Abstract

Summary Oil that spilled after the grounding of the Exxon Valdez in 1989 killed large numbers of sea otters in western Prince William Sound, Alaska, USA. However, our boat‐based counts of sea otters during 1990–96 at oiled sites were as high or higher than boat‐based counts in the same area in the early 1980s. Another study reported a significant decline in sea otter numbers after the spill, but our reanalysis of that data produced results very similar to ours. Counts of otters were higher than pre‐spill counts in the oiled area; the only detectable decline was in the northern part of the sound, outside the area of oiling. We suggest that otter numbers in the western sound may have been increasing during the late 1980s, masking the loss due to the spill. Direct evidence for such an increase is lacking because no counts were conducted during this period. However, for several years after the spill pup production was higher than normal, which, if characteristic of the period immediately pre‐spill, could have spurred a population increase. Heightened pup production may have been caused by increased food supplies: after the spill, otters obtained more and larger clams per dive and spent less time feeding per day than in the early 1980s.
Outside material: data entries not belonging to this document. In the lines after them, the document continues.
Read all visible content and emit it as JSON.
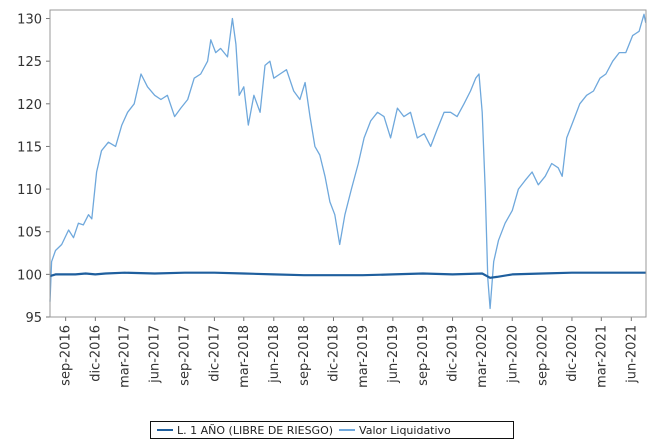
{
  "chart_data": {
    "type": "line",
    "title": "",
    "xlabel": "",
    "ylabel": "",
    "ylim": [
      95,
      131
    ],
    "yticks": [
      95,
      100,
      105,
      110,
      115,
      120,
      125,
      130
    ],
    "x_tick_labels": [
      "sep-2016",
      "dic-2016",
      "mar-2017",
      "jun-2017",
      "sep-2017",
      "dic-2017",
      "mar-2018",
      "jun-2018",
      "sep-2018",
      "dic-2018",
      "mar-2019",
      "jun-2019",
      "sep-2019",
      "dic-2019",
      "mar-2020",
      "jun-2020",
      "sep-2020",
      "dic-2020",
      "mar-2021",
      "jun-2021"
    ],
    "grid": false,
    "legend_position": "bottom",
    "series": [
      {
        "name": "L. 1 AÑO (LIBRE DE RIESGO)",
        "color": "#1f5f9e",
        "x": [
          "2016-07-15",
          "2016-08-01",
          "2016-09-01",
          "2016-10-01",
          "2016-11-01",
          "2016-12-01",
          "2017-01-01",
          "2017-03-01",
          "2017-06-01",
          "2017-09-01",
          "2017-12-01",
          "2018-03-01",
          "2018-06-01",
          "2018-09-01",
          "2018-12-01",
          "2019-03-01",
          "2019-06-01",
          "2019-09-01",
          "2019-12-01",
          "2020-03-01",
          "2020-03-25",
          "2020-04-15",
          "2020-06-01",
          "2020-09-01",
          "2020-12-01",
          "2021-03-01",
          "2021-06-01",
          "2021-07-15"
        ],
        "y": [
          99.8,
          100.0,
          100.0,
          100.0,
          100.1,
          100.0,
          100.1,
          100.2,
          100.1,
          100.2,
          100.2,
          100.1,
          100.0,
          99.9,
          99.9,
          99.9,
          100.0,
          100.1,
          100.0,
          100.1,
          99.6,
          99.7,
          100.0,
          100.1,
          100.2,
          100.2,
          100.2,
          100.2
        ]
      },
      {
        "name": "Valor Liquidativo",
        "color": "#6fa8dc",
        "x": [
          "2016-07-15",
          "2016-07-20",
          "2016-08-01",
          "2016-08-20",
          "2016-09-10",
          "2016-09-25",
          "2016-10-10",
          "2016-10-25",
          "2016-11-10",
          "2016-11-20",
          "2016-12-05",
          "2016-12-20",
          "2017-01-10",
          "2017-02-01",
          "2017-02-20",
          "2017-03-10",
          "2017-03-30",
          "2017-04-20",
          "2017-05-10",
          "2017-06-01",
          "2017-06-20",
          "2017-07-10",
          "2017-08-01",
          "2017-08-20",
          "2017-09-10",
          "2017-09-30",
          "2017-10-20",
          "2017-11-10",
          "2017-11-20",
          "2017-12-05",
          "2017-12-20",
          "2018-01-10",
          "2018-01-25",
          "2018-02-05",
          "2018-02-15",
          "2018-03-01",
          "2018-03-15",
          "2018-04-01",
          "2018-04-20",
          "2018-05-05",
          "2018-05-20",
          "2018-06-01",
          "2018-06-20",
          "2018-07-10",
          "2018-08-01",
          "2018-08-20",
          "2018-09-05",
          "2018-09-20",
          "2018-10-05",
          "2018-10-20",
          "2018-11-05",
          "2018-11-20",
          "2018-12-05",
          "2018-12-20",
          "2019-01-05",
          "2019-01-25",
          "2019-02-15",
          "2019-03-05",
          "2019-03-25",
          "2019-04-15",
          "2019-05-05",
          "2019-05-25",
          "2019-06-15",
          "2019-07-05",
          "2019-07-25",
          "2019-08-15",
          "2019-09-05",
          "2019-09-25",
          "2019-10-15",
          "2019-11-05",
          "2019-11-25",
          "2019-12-15",
          "2020-01-05",
          "2020-01-25",
          "2020-02-10",
          "2020-02-20",
          "2020-03-01",
          "2020-03-10",
          "2020-03-18",
          "2020-03-25",
          "2020-04-05",
          "2020-04-20",
          "2020-05-10",
          "2020-06-01",
          "2020-06-20",
          "2020-07-10",
          "2020-08-01",
          "2020-08-20",
          "2020-09-10",
          "2020-09-30",
          "2020-10-20",
          "2020-11-01",
          "2020-11-15",
          "2020-12-05",
          "2020-12-25",
          "2021-01-15",
          "2021-02-05",
          "2021-02-25",
          "2021-03-15",
          "2021-04-05",
          "2021-04-25",
          "2021-05-15",
          "2021-06-05",
          "2021-06-25",
          "2021-07-10",
          "2021-07-15"
        ],
        "y": [
          96.8,
          101.5,
          102.8,
          103.5,
          105.2,
          104.3,
          106.0,
          105.8,
          107.0,
          106.5,
          112.0,
          114.5,
          115.5,
          115.0,
          117.5,
          119.0,
          120.0,
          123.5,
          122.0,
          121.0,
          120.5,
          121.0,
          118.5,
          119.5,
          120.5,
          123.0,
          123.5,
          125.0,
          127.5,
          126.0,
          126.5,
          125.5,
          130.0,
          127.0,
          121.0,
          122.0,
          117.5,
          121.0,
          119.0,
          124.5,
          125.0,
          123.0,
          123.5,
          124.0,
          121.5,
          120.5,
          122.5,
          118.5,
          115.0,
          114.0,
          111.5,
          108.5,
          107.0,
          103.5,
          107.0,
          110.0,
          113.0,
          116.0,
          118.0,
          119.0,
          118.5,
          116.0,
          119.5,
          118.5,
          119.0,
          116.0,
          116.5,
          115.0,
          117.0,
          119.0,
          119.0,
          118.5,
          120.0,
          121.5,
          123.0,
          123.5,
          119.0,
          110.0,
          99.5,
          96.0,
          101.5,
          104.0,
          106.0,
          107.5,
          110.0,
          111.0,
          112.0,
          110.5,
          111.5,
          113.0,
          112.5,
          111.5,
          116.0,
          118.0,
          120.0,
          121.0,
          121.5,
          123.0,
          123.5,
          125.0,
          126.0,
          126.0,
          128.0,
          128.5,
          130.5,
          129.5
        ]
      }
    ]
  }
}
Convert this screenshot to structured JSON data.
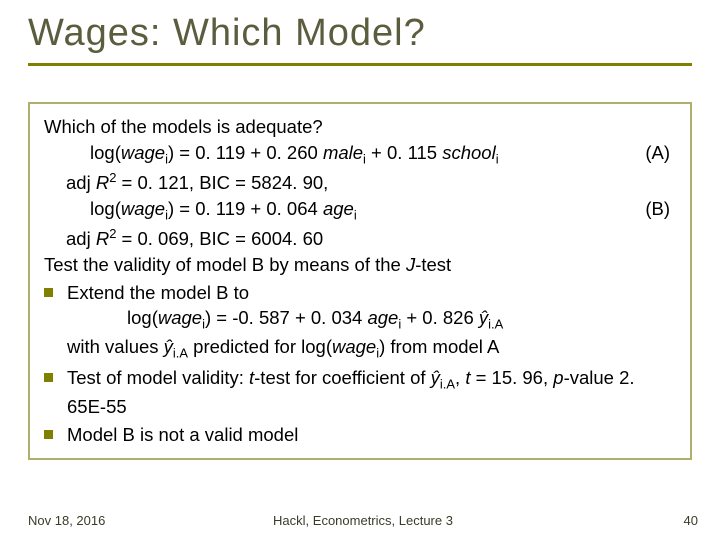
{
  "title": "Wages: Which Model?",
  "box": {
    "q": "Which of the models is adequate?",
    "eqA_pre": "log(",
    "eqA_wage": "wage",
    "eqA_mid1": ") = 0. 119 + 0. 260 ",
    "eqA_male": "male",
    "eqA_mid2": " + 0. 115 ",
    "eqA_school": "school",
    "labelA": "(A)",
    "adjA_pre": "adj ",
    "adjA_R": "R",
    "adjA_rest": " = 0. 121, BIC = 5824. 90,",
    "eqB_pre": "log(",
    "eqB_wage": "wage",
    "eqB_mid1": ") = 0. 119 + 0. 064 ",
    "eqB_age": "age",
    "labelB": "(B)",
    "adjB_pre": "adj ",
    "adjB_R": "R",
    "adjB_rest": " = 0. 069, BIC = 6004. 60",
    "jtest_pre": "Test the validity of model B by means of the ",
    "jtest_J": "J",
    "jtest_post": "-test",
    "b1_line1": "Extend the model B to",
    "b1_eq_pre": "log(",
    "b1_eq_wage": "wage",
    "b1_eq_mid1": ") = -0. 587 + 0. 034 ",
    "b1_eq_age": "age",
    "b1_eq_mid2": "  + 0. 826 ",
    "b1_eq_yhat": "ŷ",
    "b1_line3_pre": "with values ",
    "b1_line3_yhat": "ŷ",
    "b1_line3_mid": " predicted for log(",
    "b1_line3_wage": "wage",
    "b1_line3_post": ") from model A",
    "b2_pre": "Test of model validity: ",
    "b2_t": "t",
    "b2_mid1": "-test for coefficient of ",
    "b2_yhat": "ŷ",
    "b2_mid2": ", ",
    "b2_t2": "t",
    "b2_mid3": " = 15. 96, ",
    "b2_p": "p",
    "b2_post": "-value 2. 65E-55",
    "b3": "Model B is not a valid model",
    "sub_i": "i",
    "sup_2": "2",
    "sub_iA": "i.A"
  },
  "footer": {
    "date": "Nov 18, 2016",
    "center": "Hackl,  Econometrics, Lecture 3",
    "page": "40"
  },
  "colors": {
    "title_color": "#5c5c3e",
    "rule_color": "#808000",
    "box_border": "#aeb06e",
    "bullet_color": "#808000"
  }
}
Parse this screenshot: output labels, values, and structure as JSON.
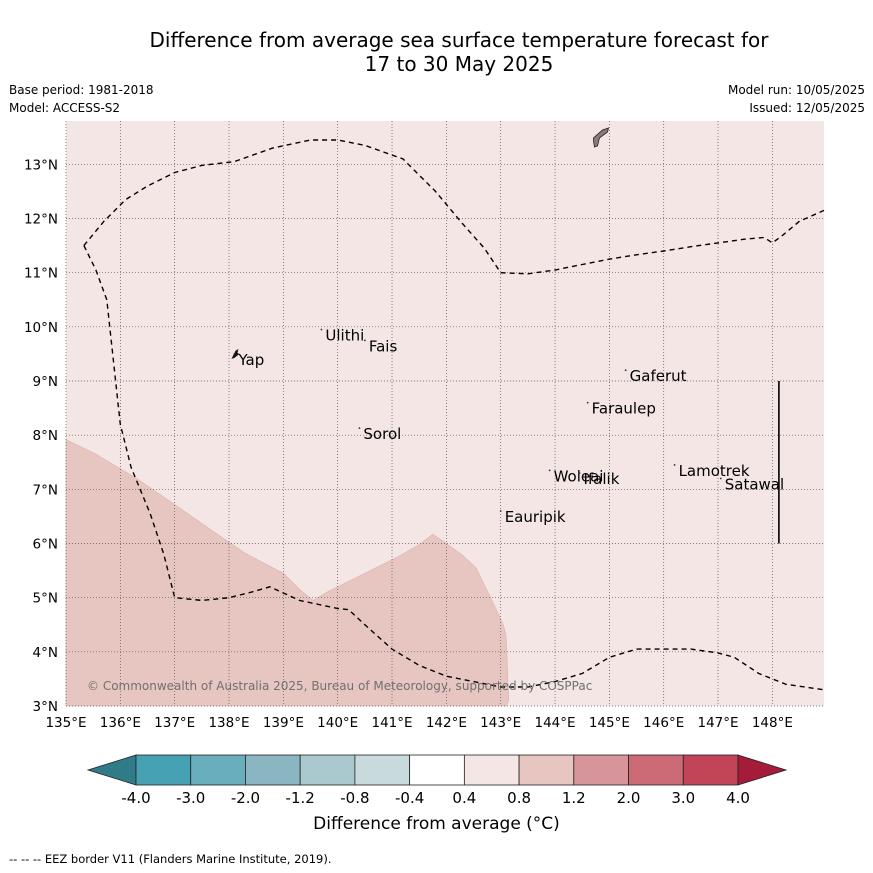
{
  "title_line1": "Difference from average sea surface temperature forecast for",
  "title_line2": "17 to 30 May 2025",
  "base_period": "Base period: 1981-2018",
  "model": "Model: ACCESS-S2",
  "model_run": "Model run: 10/05/2025",
  "issued": "Issued: 12/05/2025",
  "copyright": "© Commonwealth of Australia 2025, Bureau of Meteorology, supported by COSPPac",
  "footer": "--  --  -- EEZ border V11 (Flanders Marine Institute, 2019).",
  "colorbar": {
    "title": "Difference from average (°C)",
    "ticks": [
      "-4.0",
      "-3.0",
      "-2.0",
      "-1.2",
      "-0.8",
      "-0.4",
      "0.4",
      "0.8",
      "1.2",
      "2.0",
      "3.0",
      "4.0"
    ],
    "colors": [
      "#2f7c88",
      "#46a1b2",
      "#69aebc",
      "#8ab6c2",
      "#a9c9cf",
      "#c9dadd",
      "#ffffff",
      "#f4e6e5",
      "#e7c6c1",
      "#d7949a",
      "#cc6b75",
      "#c14556",
      "#a41c3a"
    ]
  },
  "map": {
    "lon_ticks": [
      135,
      136,
      137,
      138,
      139,
      140,
      141,
      142,
      143,
      144,
      145,
      146,
      147,
      148
    ],
    "lat_ticks": [
      3,
      4,
      5,
      6,
      7,
      8,
      9,
      10,
      11,
      12,
      13
    ],
    "lon_labels": [
      "135°E",
      "136°E",
      "137°E",
      "138°E",
      "139°E",
      "140°E",
      "141°E",
      "142°E",
      "143°E",
      "144°E",
      "145°E",
      "146°E",
      "147°E",
      "148°E"
    ],
    "lat_labels": [
      "3°N",
      "4°N",
      "5°N",
      "6°N",
      "7°N",
      "8°N",
      "9°N",
      "10°N",
      "11°N",
      "12°N",
      "13°N"
    ],
    "lon_range": [
      135,
      148.95
    ],
    "lat_range": [
      3,
      13.8
    ],
    "background_color": "#f4e6e5",
    "anomaly_color": "#e7c6c1",
    "islands": [
      {
        "name": "Yap",
        "lon": 138.1,
        "lat": 9.5
      },
      {
        "name": "Ulithi",
        "lon": 139.7,
        "lat": 9.95
      },
      {
        "name": "Fais",
        "lon": 140.5,
        "lat": 9.75
      },
      {
        "name": "Sorol",
        "lon": 140.4,
        "lat": 8.13
      },
      {
        "name": "Gaferut",
        "lon": 145.3,
        "lat": 9.2
      },
      {
        "name": "Faraulep",
        "lon": 144.6,
        "lat": 8.6
      },
      {
        "name": "Woleai",
        "lon": 143.9,
        "lat": 7.35
      },
      {
        "name": "Ifalik",
        "lon": 144.45,
        "lat": 7.3
      },
      {
        "name": "Eauripik",
        "lon": 143.0,
        "lat": 6.6
      },
      {
        "name": "Lamotrek",
        "lon": 146.2,
        "lat": 7.45
      },
      {
        "name": "Satawal",
        "lon": 147.05,
        "lat": 7.2
      }
    ],
    "anomaly_region": [
      [
        135,
        7.92
      ],
      [
        135.55,
        7.65
      ],
      [
        136.3,
        7.2
      ],
      [
        137,
        6.72
      ],
      [
        137.6,
        6.3
      ],
      [
        138.3,
        5.82
      ],
      [
        139,
        5.45
      ],
      [
        139.3,
        5.15
      ],
      [
        139.55,
        4.95
      ],
      [
        139.8,
        5.1
      ],
      [
        140.5,
        5.45
      ],
      [
        141.1,
        5.75
      ],
      [
        141.5,
        5.98
      ],
      [
        141.75,
        6.17
      ],
      [
        142,
        6.0
      ],
      [
        142.3,
        5.78
      ],
      [
        142.55,
        5.55
      ],
      [
        142.9,
        4.82
      ],
      [
        143.05,
        4.5
      ],
      [
        143.1,
        4.3
      ],
      [
        143.15,
        3.1
      ],
      [
        143.1,
        3
      ],
      [
        135,
        3
      ]
    ],
    "eez_border_1": [
      [
        135.33,
        11.5
      ],
      [
        135.55,
        11.05
      ],
      [
        135.75,
        10.5
      ],
      [
        136,
        8.2
      ],
      [
        136.2,
        7.4
      ],
      [
        136.55,
        6.55
      ],
      [
        136.8,
        5.8
      ],
      [
        137,
        5
      ],
      [
        137.5,
        4.95
      ],
      [
        138,
        5
      ],
      [
        138.4,
        5.1
      ],
      [
        138.75,
        5.2
      ],
      [
        139.3,
        4.95
      ],
      [
        140,
        4.8
      ],
      [
        140.2,
        4.78
      ],
      [
        140.5,
        4.5
      ],
      [
        141,
        4.05
      ],
      [
        141.5,
        3.75
      ],
      [
        142,
        3.55
      ],
      [
        142.5,
        3.45
      ],
      [
        143,
        3.35
      ],
      [
        143.5,
        3.35
      ],
      [
        144,
        3.45
      ],
      [
        144.5,
        3.6
      ],
      [
        145,
        3.9
      ],
      [
        145.5,
        4.05
      ],
      [
        146,
        4.05
      ],
      [
        146.5,
        4.05
      ],
      [
        147,
        3.98
      ],
      [
        147.3,
        3.9
      ],
      [
        147.75,
        3.6
      ],
      [
        148.25,
        3.4
      ],
      [
        148.95,
        3.3
      ]
    ],
    "eez_border_2": [
      [
        135.33,
        11.5
      ],
      [
        135.7,
        11.95
      ],
      [
        136.1,
        12.35
      ],
      [
        136.5,
        12.6
      ],
      [
        137,
        12.85
      ],
      [
        137.5,
        12.98
      ],
      [
        138.1,
        13.05
      ],
      [
        138.8,
        13.3
      ],
      [
        139.5,
        13.45
      ],
      [
        140,
        13.45
      ],
      [
        140.5,
        13.35
      ],
      [
        141.2,
        13.1
      ],
      [
        141.8,
        12.5
      ],
      [
        142.3,
        11.9
      ],
      [
        142.7,
        11.45
      ],
      [
        143,
        11.0
      ],
      [
        143.5,
        10.98
      ],
      [
        144,
        11.05
      ],
      [
        144.5,
        11.15
      ],
      [
        145,
        11.25
      ],
      [
        145.5,
        11.33
      ],
      [
        146,
        11.4
      ],
      [
        146.5,
        11.48
      ],
      [
        147,
        11.55
      ],
      [
        147.5,
        11.62
      ],
      [
        147.85,
        11.65
      ],
      [
        148.0,
        11.55
      ],
      [
        148.2,
        11.7
      ],
      [
        148.5,
        11.95
      ],
      [
        148.95,
        12.15
      ]
    ],
    "vertical_line": {
      "lon": 148.12,
      "lat_start": 6.0,
      "lat_end": 9.0
    },
    "guam": {
      "lon": 144.8,
      "lat": 13.45
    }
  }
}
We postulate that in the early 1980s clams were still recovering from the uplift caused by the 1964 earthquake, which resulted in massive clam mortality and habitat change in the western sound. Lingering effects of previous catastrophic events, like the earthquake and even 19th‐century fur harvests, have hampered attempts to assess the impacts of the oil spill on sea otter population dynamics. The effects of uncontrolled and unreplicated environmental incidents, even major disasters, may be difficult to assess because of confounding factors.